A team of international scientists wants to crash a spacecraft into an asteroid. This week they launched “I Support AIM” — a campaign to advance approval of the European Space Agency’s (ESA) Asteroid Impact Mission (AIM) in 2020. Over 100 scientists have signed a letter in support of the mission so far.
“AIM is not confirmed yet,” scientist and lead signatory Dr. Patrick Michel told Digital Trends. “[But] behind this mission, there is a strong and big community of planetary scientists … as well as a strong support of the public who is a fan of this kind of adventure, which is good for the visibility of ESA.”
The mission is, first and foremost, a demonstration of technology. On its website, ESA calls AIM “a small mission of opportunity to demonstrate mainly in the telecommunications domain.” Nonetheless, as Michel and ESA suggest, the best way to demonstrate new technologies is through collecting and returning scientifically valuable data.

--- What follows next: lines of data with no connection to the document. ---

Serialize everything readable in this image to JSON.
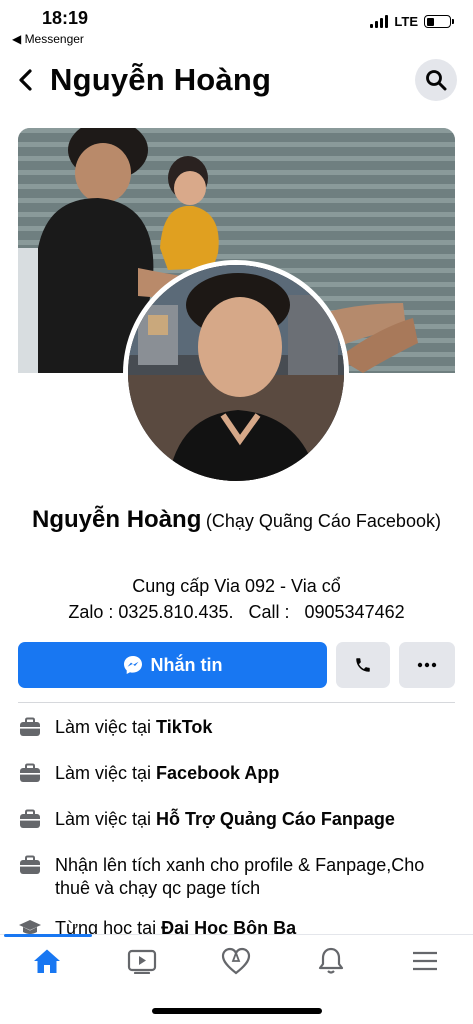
{
  "status_bar": {
    "time": "18:19",
    "back_app": "◀ Messenger",
    "network": "LTE",
    "battery_level": 0.35
  },
  "header": {
    "title": "Nguyễn Hoàng"
  },
  "profile": {
    "name": "Nguyễn Hoàng",
    "name_suffix": "(Chạy Quãng Cáo Facebook)",
    "bio_line1": "Cung cấp Via 092 - Via cổ",
    "bio_line2": "Zalo : 0325.810.435.   Call :   0905347462"
  },
  "actions": {
    "message_label": "Nhắn tin",
    "call_icon": "phone-icon",
    "more_icon": "more-icon"
  },
  "details": [
    {
      "prefix": "Làm việc tại ",
      "bold": "TikTok",
      "icon": "briefcase-icon"
    },
    {
      "prefix": "Làm việc tại ",
      "bold": "Facebook App",
      "icon": "briefcase-icon"
    },
    {
      "prefix": "Làm việc tại ",
      "bold": "Hỗ Trợ Quảng Cáo Fanpage",
      "icon": "briefcase-icon"
    },
    {
      "prefix": "Nhận lên tích xanh cho profile & Fanpage,Cho thuê và chạy qc page tích",
      "bold": "",
      "icon": "briefcase-icon"
    },
    {
      "prefix": "Từng học tại ",
      "bold": "Đại Học Bôn Ba",
      "icon": "graduation-cap-icon"
    }
  ],
  "bottom_nav": {
    "items": [
      "home-icon",
      "watch-icon",
      "dating-icon",
      "notifications-icon",
      "menu-icon"
    ],
    "active": "home-icon"
  },
  "colors": {
    "accent": "#1877f2",
    "secondary_button": "#e4e6eb"
  }
}
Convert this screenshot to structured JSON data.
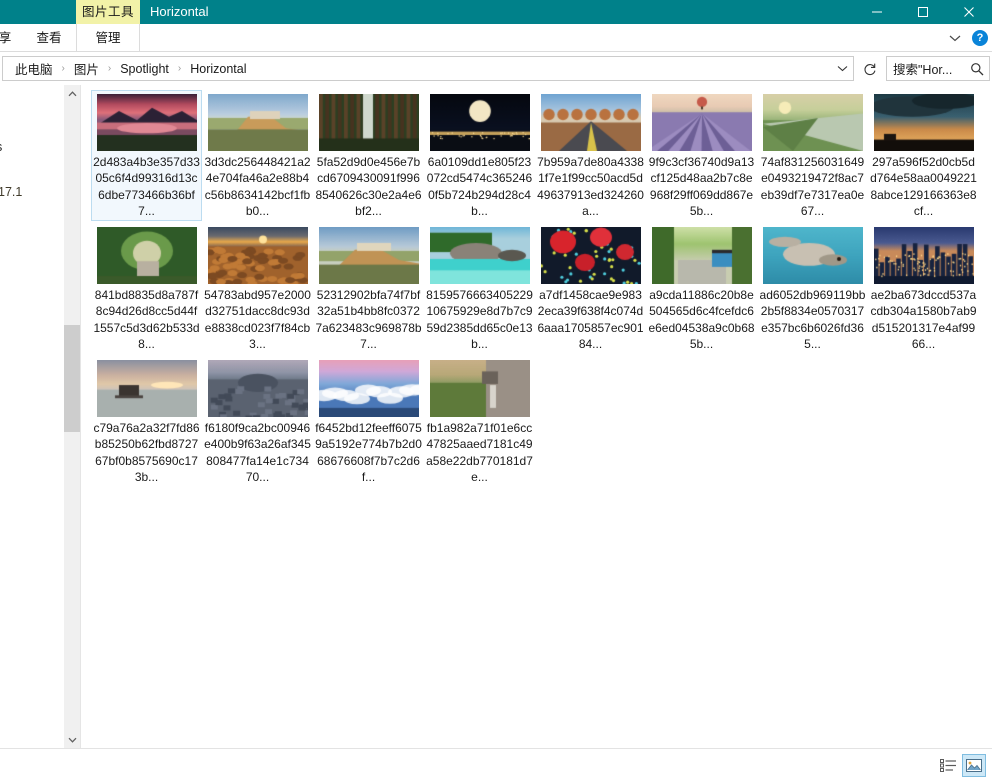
{
  "window": {
    "title": "Horizontal",
    "context_tab_label": "图片工具",
    "minimize_icon": "minimize-icon",
    "maximize_icon": "maximize-icon",
    "close_icon": "close-icon"
  },
  "ribbon": {
    "tabs": [
      {
        "label": "享",
        "name": "tab-share"
      },
      {
        "label": "查看",
        "name": "tab-view"
      },
      {
        "label": "管理",
        "name": "tab-manage"
      }
    ],
    "collapse_icon": "chevron-down-icon",
    "help_label": "?"
  },
  "address": {
    "crumbs": [
      "此电脑",
      "图片",
      "Spotlight",
      "Horizontal"
    ],
    "separator": "›",
    "dropdown_icon": "chevron-down-icon",
    "refresh_icon": "refresh-icon"
  },
  "search": {
    "value": "搜索\"Hor...",
    "placeholder": "搜索\"Horizontal\"",
    "icon": "search-icon"
  },
  "navpane": {
    "fragments": [
      "s",
      "17.1"
    ],
    "scrollbar": {
      "up_icon": "chevron-up-icon",
      "down_icon": "chevron-down-icon"
    }
  },
  "files": [
    {
      "name": "2d483a4b3e357d3305c6f4d99316d13c6dbe773466b36bf7...",
      "selected": true,
      "scene": "mountain-lake-sunset"
    },
    {
      "name": "3d3dc256448421a24e704fa46a2e88b4c56b8634142bcf1fbb0...",
      "selected": false,
      "scene": "cliff-town"
    },
    {
      "name": "5fa52d9d0e456e7bcd6709430091f9968540626c30e2a4e6bf2...",
      "selected": false,
      "scene": "forest-waterfall"
    },
    {
      "name": "6a0109dd1e805f23072cd5474c3652460f5b724b294d28c4b...",
      "selected": false,
      "scene": "moon-night"
    },
    {
      "name": "7b959a7de80a43381f7e1f99cc50acd5d49637913ed324260a...",
      "selected": false,
      "scene": "desert-road"
    },
    {
      "name": "9f9c3cf36740d9a13cf125d48aa2b7c8e968f29ff069dd867e5b...",
      "selected": false,
      "scene": "lavender-balloon"
    },
    {
      "name": "74af831256031649e0493219472f8ac7eb39df7e7317ea0e67...",
      "selected": false,
      "scene": "misty-meadow"
    },
    {
      "name": "297a596f52d0cb5dd764e58aa00492218abce129166363e8cf...",
      "selected": false,
      "scene": "storm-dusk"
    },
    {
      "name": "841bd8835d8a787f8c94d26d8cc5d44f1557c5d3d62b533d8...",
      "selected": false,
      "scene": "green-tunnel-path"
    },
    {
      "name": "54783abd957e2000d32751dacc8dc93de8838cd023f7f84cb3...",
      "selected": false,
      "scene": "autumn-hills"
    },
    {
      "name": "52312902bfa74f7bf32a51b4bb8fc03727a623483c969878b7...",
      "selected": false,
      "scene": "cliff-town-2"
    },
    {
      "name": "815957666340522910675929e8d7b7c959d2385dd65c0e13b...",
      "selected": false,
      "scene": "tropical-beach"
    },
    {
      "name": "a7df1458cae9e9832eca39f638f4c074d6aaa1705857ec90184...",
      "selected": false,
      "scene": "red-lanterns"
    },
    {
      "name": "a9cda11886c20b8e504565d6c4fcefdc6e6ed04538a9c0b685b...",
      "selected": false,
      "scene": "forest-road-truck"
    },
    {
      "name": "ad6052db969119bb2b5f8834e0570317e357bc6b6026fd365...",
      "selected": false,
      "scene": "seal-underwater"
    },
    {
      "name": "ae2ba673dccd537acdb304a1580b7ab9d515201317e4af9966...",
      "selected": false,
      "scene": "city-skyline-night"
    },
    {
      "name": "c79a76a2a32f7fd86b85250b62fbd872767bf0b8575690c173b...",
      "selected": false,
      "scene": "pier-sunset"
    },
    {
      "name": "f6180f9ca2bc00946e400b9f63a26af345808477fa14e1c73470...",
      "selected": false,
      "scene": "basalt-rocks"
    },
    {
      "name": "f6452bd12feeff60759a5192e774b7b2d068676608f7b7c2d6f...",
      "selected": false,
      "scene": "cloud-sunset"
    },
    {
      "name": "fb1a982a71f01e6cc47825aaed7181c49a58e22db770181d7e...",
      "selected": false,
      "scene": "cliff-overlook"
    }
  ],
  "statusbar": {
    "view_details_icon": "details-view-icon",
    "view_large_icons_icon": "large-icons-view-icon",
    "active_view": "large-icons"
  },
  "colors": {
    "titlebar": "#00818a",
    "context_tab": "#f2f2a8",
    "selection": "#f2f8fd",
    "selection_border": "#bcdcf0",
    "help_blue": "#0a84d8"
  }
}
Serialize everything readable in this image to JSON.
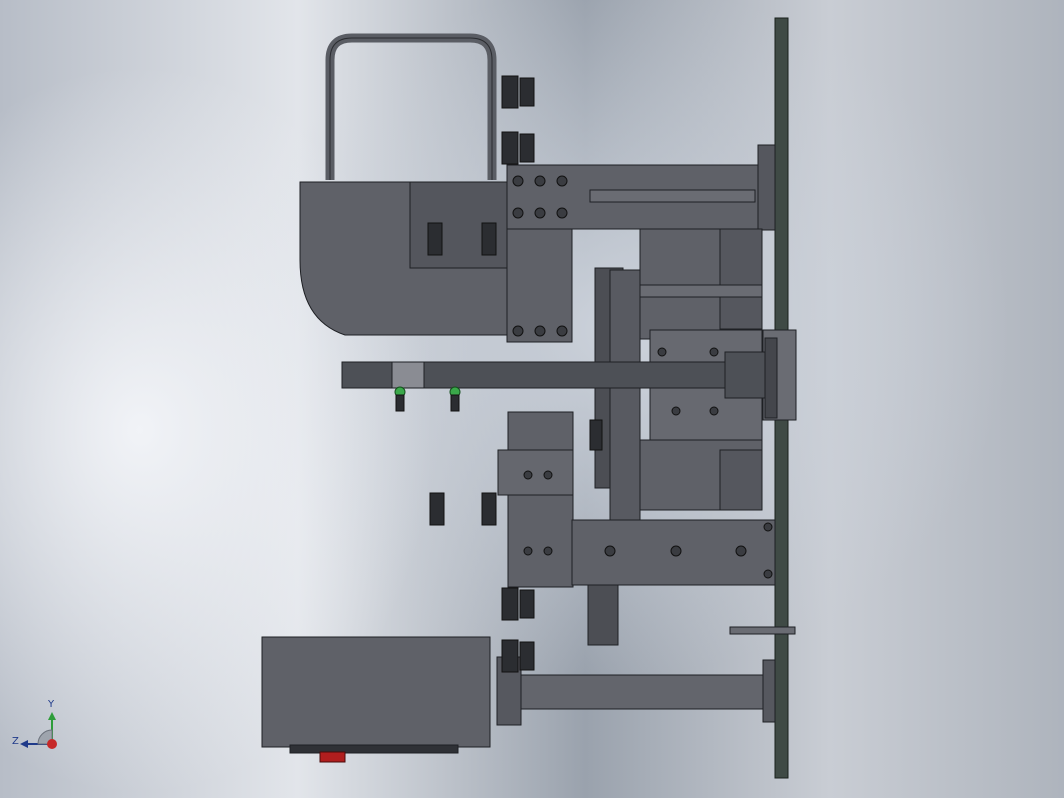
{
  "viewport": {
    "view": "front",
    "background": [
      "#b7bdc7",
      "#e2e5ea",
      "#9aa2ad"
    ]
  },
  "model": {
    "body_color": "#5f6168",
    "edge_color": "#1e2024",
    "plate_color": "#3f4a45",
    "fitting_color": "#2b2d31",
    "accent_green": "#3aa84a",
    "accent_red": "#b01e1e"
  },
  "triad": {
    "x_label": "X",
    "y_label": "Y",
    "z_label": "Z",
    "x_color": "#c62828",
    "y_color": "#2e9d3a",
    "z_color": "#1f3a8a"
  }
}
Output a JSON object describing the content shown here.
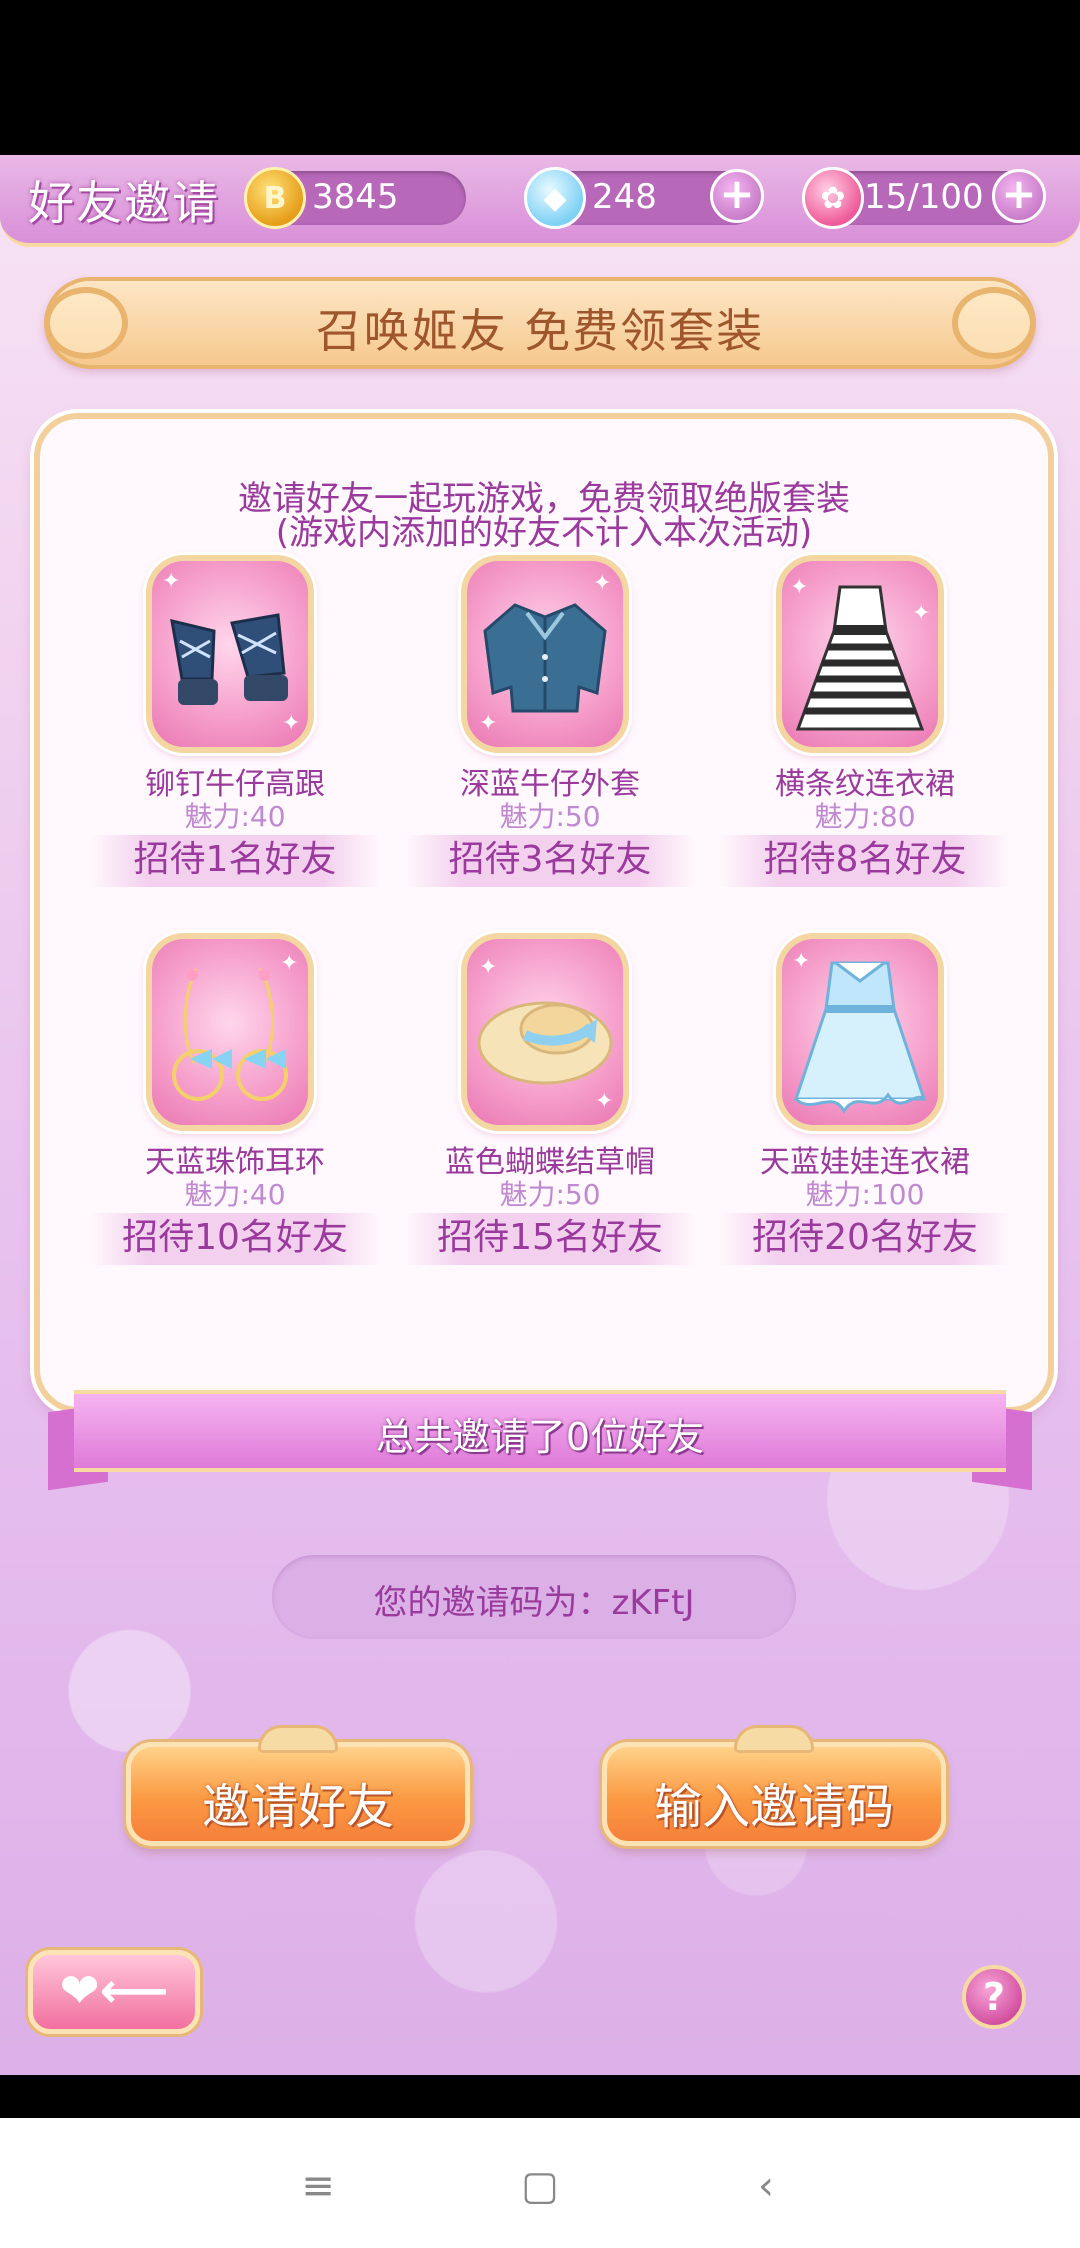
{
  "header": {
    "title": "好友邀请",
    "coins": "3845",
    "gems": "248",
    "roses": "15/100",
    "coin_icon": "coin-icon",
    "gem_icon": "diamond-icon",
    "rose_icon": "rose-icon"
  },
  "banner": {
    "text": "召唤姬友 免费领套装"
  },
  "intro": {
    "line1": "邀请好友一起玩游戏，免费领取绝版套装",
    "line2": "(游戏内添加的好友不计入本次活动)"
  },
  "rewards": [
    {
      "name": "铆钉牛仔高跟",
      "charm": "魅力:40",
      "requirement": "招待1名好友",
      "icon": "sandals-icon"
    },
    {
      "name": "深蓝牛仔外套",
      "charm": "魅力:50",
      "requirement": "招待3名好友",
      "icon": "denim-jacket-icon"
    },
    {
      "name": "横条纹连衣裙",
      "charm": "魅力:80",
      "requirement": "招待8名好友",
      "icon": "striped-dress-icon"
    },
    {
      "name": "天蓝珠饰耳环",
      "charm": "魅力:40",
      "requirement": "招待10名好友",
      "icon": "earrings-icon"
    },
    {
      "name": "蓝色蝴蝶结草帽",
      "charm": "魅力:50",
      "requirement": "招待15名好友",
      "icon": "straw-hat-icon"
    },
    {
      "name": "天蓝娃娃连衣裙",
      "charm": "魅力:100",
      "requirement": "招待20名好友",
      "icon": "doll-dress-icon"
    }
  ],
  "total": {
    "text": "总共邀请了0位好友"
  },
  "invite_code": {
    "text": "您的邀请码为：zKFtJ"
  },
  "actions": {
    "invite": "邀请好友",
    "enter_code": "输入邀请码"
  },
  "help": {
    "label": "?"
  },
  "nav": {
    "menu": "≡",
    "home": "▢",
    "back": "‹"
  }
}
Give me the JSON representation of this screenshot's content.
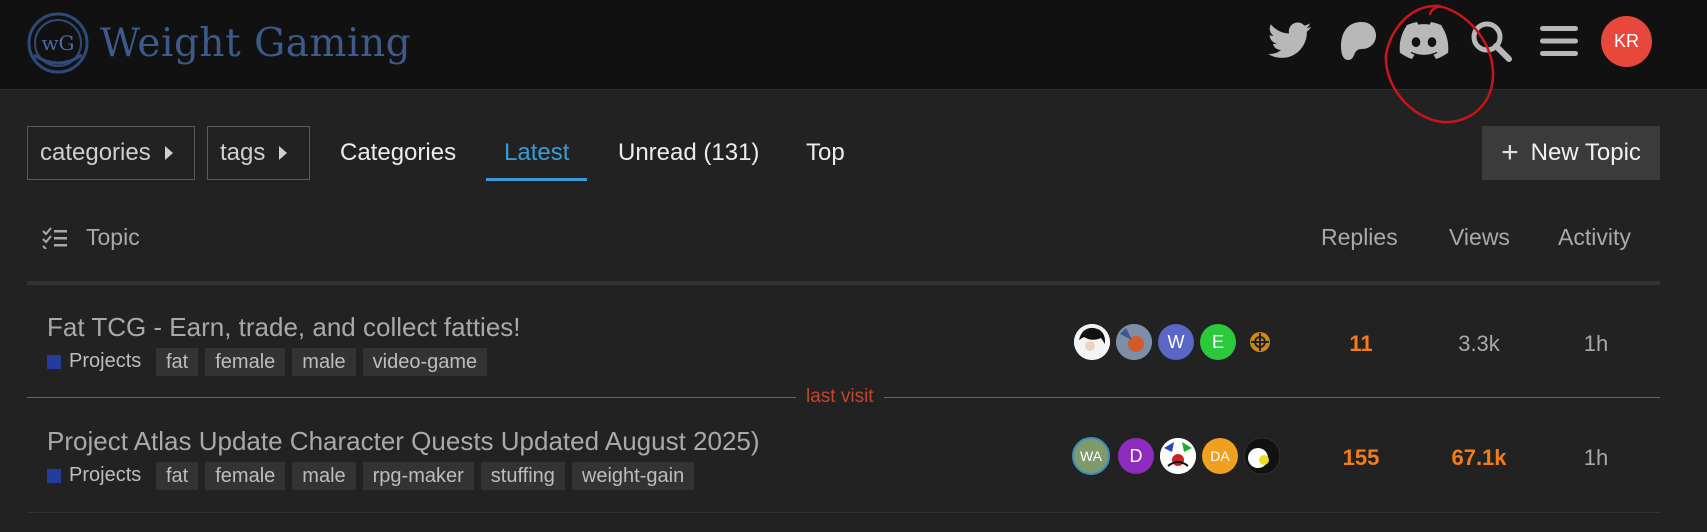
{
  "header": {
    "site_name": "Weight Gaming",
    "logo_letters": "wG",
    "icons": [
      "twitter-icon",
      "patreon-icon",
      "discord-icon",
      "search-icon",
      "hamburger-menu-icon"
    ],
    "user_initials": "KR",
    "user_avatar_color": "#e8473b"
  },
  "nav": {
    "categories_dropdown": "categories",
    "tags_dropdown": "tags",
    "links": [
      "Categories",
      "Latest",
      "Unread (131)",
      "Top"
    ],
    "active": "Latest",
    "new_topic": "New Topic"
  },
  "table": {
    "columns": [
      "Topic",
      "Replies",
      "Views",
      "Activity"
    ],
    "rows": [
      {
        "title": "Fat TCG - Earn, trade, and collect fatties!",
        "category": "Projects",
        "tags": [
          "fat",
          "female",
          "male",
          "video-game"
        ],
        "posters": [
          {
            "kind": "image",
            "name": "poster-avatar-1"
          },
          {
            "kind": "image",
            "name": "poster-avatar-2"
          },
          {
            "kind": "letter",
            "text": "W",
            "color": "#5b67c4"
          },
          {
            "kind": "letter",
            "text": "E",
            "color": "#2bc93c"
          },
          {
            "kind": "image",
            "name": "poster-avatar-5"
          }
        ],
        "replies": "11",
        "views": "3.3k",
        "activity": "1h"
      },
      {
        "title": "Project Atlas Update Character Quests Updated August 2025)",
        "category": "Projects",
        "tags": [
          "fat",
          "female",
          "male",
          "rpg-maker",
          "stuffing",
          "weight-gain"
        ],
        "posters": [
          {
            "kind": "letter",
            "text": "WA",
            "color": "#7f9a6b"
          },
          {
            "kind": "letter",
            "text": "D",
            "color": "#8e2bbf"
          },
          {
            "kind": "image",
            "name": "poster-avatar-3"
          },
          {
            "kind": "letter",
            "text": "DA",
            "color": "#f0a020"
          },
          {
            "kind": "image",
            "name": "poster-avatar-4"
          }
        ],
        "replies": "155",
        "views": "67.1k",
        "activity": "1h"
      }
    ],
    "last_visit_label": "last visit"
  },
  "colors": {
    "accent": "#3a9bd6",
    "hot": "#f57c18",
    "category": "#223d9c",
    "last_visit": "#c0462f"
  }
}
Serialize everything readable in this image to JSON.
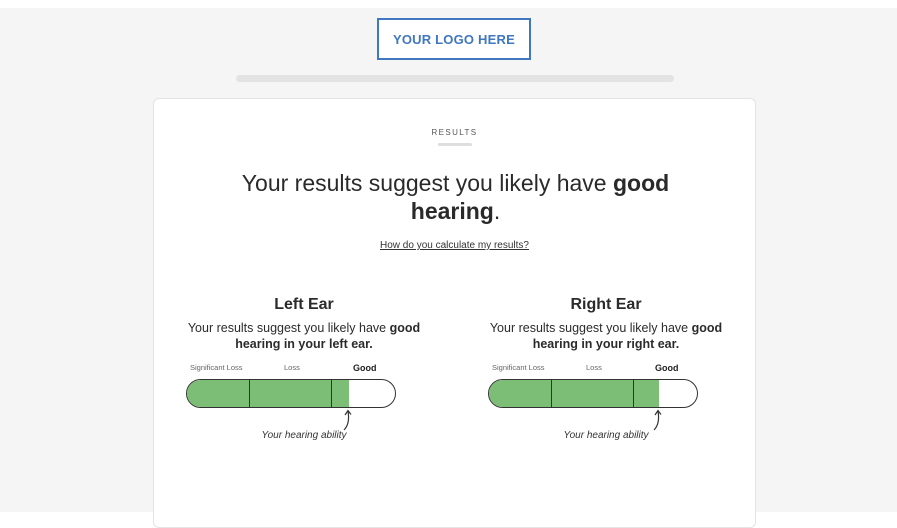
{
  "logo": {
    "text": "YOUR LOGO HERE"
  },
  "results": {
    "eyebrow": "RESULTS",
    "headline_pre": "Your results suggest you likely have ",
    "headline_bold": "good hearing",
    "headline_post": ".",
    "calc_link": "How do you calculate my results?"
  },
  "scale_labels": {
    "significant_loss": "Significant Loss",
    "loss": "Loss",
    "good": "Good"
  },
  "left_ear": {
    "title": "Left Ear",
    "desc_pre": "Your results suggest you likely have ",
    "desc_bold": "good hearing in your left ear.",
    "hearing_level": 0.77,
    "caption": "Your hearing ability"
  },
  "right_ear": {
    "title": "Right Ear",
    "desc_pre": "Your results suggest you likely have ",
    "desc_bold": "good hearing in your right ear.",
    "hearing_level": 0.81,
    "caption": "Your hearing ability"
  },
  "colors": {
    "accent": "#3f77c0",
    "good_fill": "#7dbe76"
  }
}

Proposed to launch in October 2020, AIM would travel to the binary Didymos asteroids, which will pass by Earth at at distance of about 10 million miles in 2022. The spacecraft will map the smaller of the two asteroids, from its surface to its interior structures, a first for a celestial body so small. At the end of it’s mission, the probe will crash into the asteroid like its predecessor, Rosetta.
“With AIM we’ll have a lot of science firsts, which is great for a technology demonstration,” Michel says. “The gravity on such a tiny body is extremely small and we need to learn how to interact with a surface in such low-gravity conditions, whether it is for science, planetary defense, or asteroid mining. So far, we don’t have any experience on this and we don’t have any detailed knowledge of the mechanical and structural conditions on such a tiny world.”
To be sure, Michel says there’s little to be feared about an asteroid hitting Earth with devastating global effects. Most large asteroids (over a half-mile wide) are well-known, monitored, and determined to be orbiting at a safe distance. But objects bigger than 450 feet can devastate cities, countries, and even continents. This is where the worry lies.
“We only know about 15 percent of them,” Michel says, “Fortunately, their impact frequency is of the order of 10,000 years, so we should not be too much worried, but we never know. Although I’m sleeping well, it is important to discover them all, and also to test our ability to deflect them, which is precisely the aim of the Asteroid Impact and Deflection Assessment mission (AIDA).”
AIDA is a NASA-led, international collaboration to detect and prepare to deflect threatening asteroids. ESA’s AIM would be one of Europe’s contributions to the initiative. Although the chances of a serious impact are quite small, they aren’t insignificant. For that reason, Michel and the other signatories support AIM.